He looks genuinely surprised. “I didn’t?”

“No.”

“I’m sorry, how rude of me. I’m the Doctor.”

Now it’s Charley’s turn to scoff. “The ‘Doctor’? Should I be worried about that candy you gave me earlier, then?”

“I certainly hope not. You’re not allergic to gelatin, are you?”

He’s definitely a weird bloke, but seems not only harmless, but genuinely polite, and she quite likes him. It helps that he’s rather pretty, even if he is dressed like he’d come straight from a Lord Byron themed costume party- if they had those.

“It’s a pleasure, Doctor,” Charley laughs again, shaking his hand.

* * *

 

They go to one of the cafes in the airport and Charley buys them both an overly expensive lunch. The Doctor insisted that it be his treat, but couldn’t find his wallet. He pulls out a ball of red string, a collapsible teacup, a Chinese finger trap, a ball of wires and computer chips, and two small light bulbs out of his velvet pockets before Charley pays for his too-dry croque de vin to herself.

“What sort of pilot are you, flying all over the world with no money?” she teases, and he shrugs helplessly and adds a fifth lump of sugar to his tea. He eats like he was in all of Charley’s much-loathed etiquette classes she’d been forced to take as a girl and had actually learnt something.

They hit the gift shop afterwards, and rearrange the display window to look like the final scene from “Macbeth” (Charley had found the broken off head of a doll in the bin and put it in the paw of victorious Teddy Bear Macduff. The Doctor had even made a crown out of gum wrappers and put it on Malcolm the sock monkey as the new king of Scotland.) The whole thing winds up looking very impressive and they congratulate each other by taking the baggage cart for another covert ride.
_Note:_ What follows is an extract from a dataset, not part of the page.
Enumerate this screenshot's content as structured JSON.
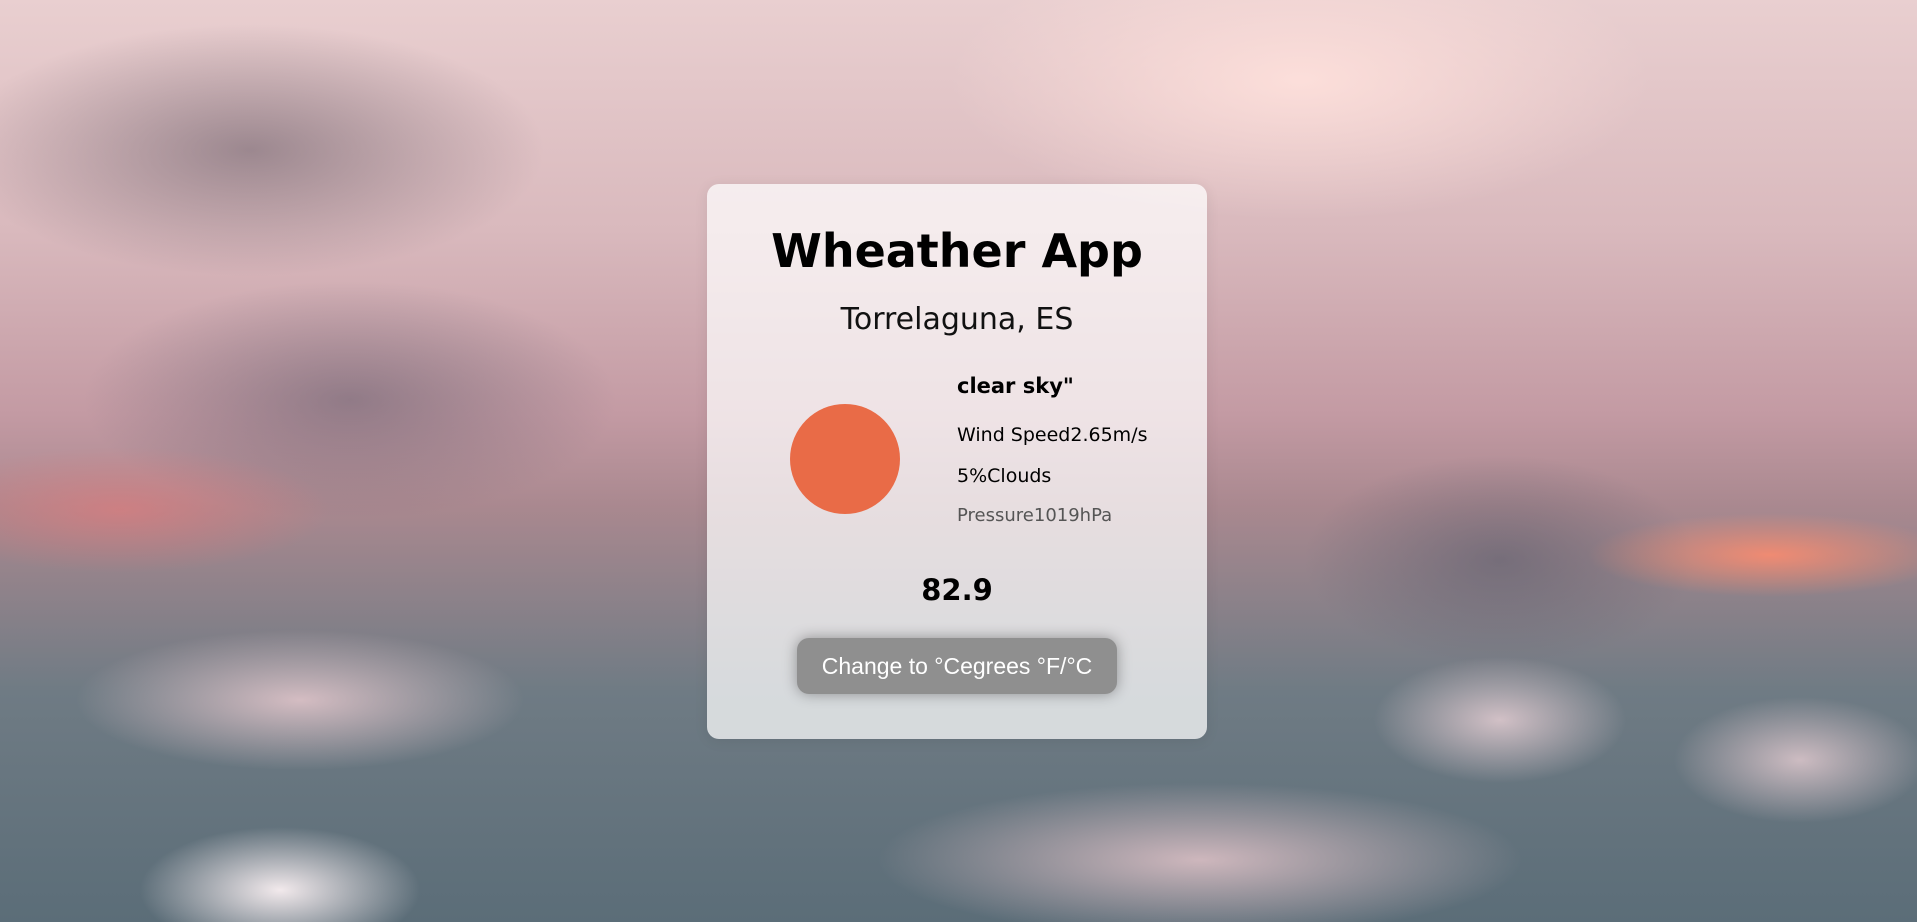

After they get kicked off again, Charley is sure they’re going to have nothing to do for the next few hours, but the Doctor pulls several card decks out of one of his pockets and they spend the next hour and a half building not only a card house, but a card palace, rampart, and village in the middle of terminal 2. 

* * *

 

They gather their card city after a hyper toddler runs through it and start a new game. 

The Doctor considers his hand and puts down a Queen of diamonds. “Truth or dare?” he hums absently.

“Not so fast, mister, I’ve got king of clubs, so it’s my turn. Truth or dare?”

“Dare.”

“What’s your real name?”

He laughs. “Charley, I said ‘dare’, not truth!" 

"Oh, alright. I dare you to tell me your real name." 

"Charley!”

“What? It’s not like you have ‘Doctor’ on your pilot’s license, do you?”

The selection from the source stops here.